US 12,412,664 B2
Addiction predictor and relapse detection support tool
Richard Matthew Balian, Birdsboro, PA (US)
Assigned to Cerner Innovation, Inc., Kansas City, MO (US)
Filed by CERNER INNOVATION, INC., Kansas City, KS (US)
Filed on Jun. 25, 2019, as Appl. No. 16/452,220.
Prior Publication US 2020/0411191 A1, Dec. 31, 2020
Int. Cl. G06F 16/00 (2019.01); G06F 16/245 (2019.01); G06N 5/02 (2023.01); G16H 10/60 (2018.01); G16H 50/30 (2018.01)

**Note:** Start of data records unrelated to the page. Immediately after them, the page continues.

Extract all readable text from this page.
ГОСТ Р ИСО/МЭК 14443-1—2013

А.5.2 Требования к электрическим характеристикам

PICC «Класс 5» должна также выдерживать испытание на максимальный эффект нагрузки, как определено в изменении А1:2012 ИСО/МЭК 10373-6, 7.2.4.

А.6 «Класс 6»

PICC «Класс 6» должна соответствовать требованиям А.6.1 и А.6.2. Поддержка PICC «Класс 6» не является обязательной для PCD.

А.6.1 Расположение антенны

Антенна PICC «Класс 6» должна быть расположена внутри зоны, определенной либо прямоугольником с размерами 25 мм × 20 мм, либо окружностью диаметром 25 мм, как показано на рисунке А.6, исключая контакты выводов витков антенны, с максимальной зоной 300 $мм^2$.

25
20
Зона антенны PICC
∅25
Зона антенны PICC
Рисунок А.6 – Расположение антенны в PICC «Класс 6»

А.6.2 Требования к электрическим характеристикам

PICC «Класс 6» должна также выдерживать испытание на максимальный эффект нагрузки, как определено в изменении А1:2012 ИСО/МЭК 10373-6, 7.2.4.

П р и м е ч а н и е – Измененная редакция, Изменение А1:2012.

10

CPC G16H 50/30 (2018.01) [G06F 16/245 (2019.01); G06N 5/02 (2013.01); G16H 10/60 (2018.01)] 25 Claims
OG exemplary drawing
 
1. A method for automatically predicting a likelihood of addiction for an individual based on a predictive model, the method comprising:
accessing a predictive model having a plurality of input variables;
retrieving a plurality of sets of structured data for the individual via at least one application programing interface, wherein each set of structured data of the plurality of sets of structured data is retrieved from a remote disparate database, wherein at least one set of structured data of the plurality of sets of structured data is received from an academic record server, an employment record server, or a financial record server, wherein the academic record server maintains and provides access to one or more academic databases containing school records for the individual;
extracting from each retrieved set of structured data a set of input variables;
automatically standardizing the set of input variables, using a pre-model transformation to generate standardized input variables;
utilizing the predictive model and the standardized input variables to determine a prediction for the likelihood of addiction for the individual, wherein the prediction for the likelihood of addiction for the individual is based on the at least one set of structured data of the plurality of sets of structured data received from the academic record server, the employment record server, or the financial record server;
detecting an access request for an electronic health record (EHR) of the individual by a caregiver via a computing device networked with a remote health record server maintaining the individual's EHR; and
in response to detecting the access request for the individual's electronic health record (EHR), providing the determined likelihood of addiction for presentation to the caregiver via the computing device, wherein in response to the likelihood of addiction for the individual exceeding a risk threshold an automatically generated alert is presented coexistent with presentation of the determined likelihood of addiction, the automatically generated alert preventing execution of the access request until an input is received via the computing device that corresponds to acknowledgment of the caregiver of the automatically generated alert.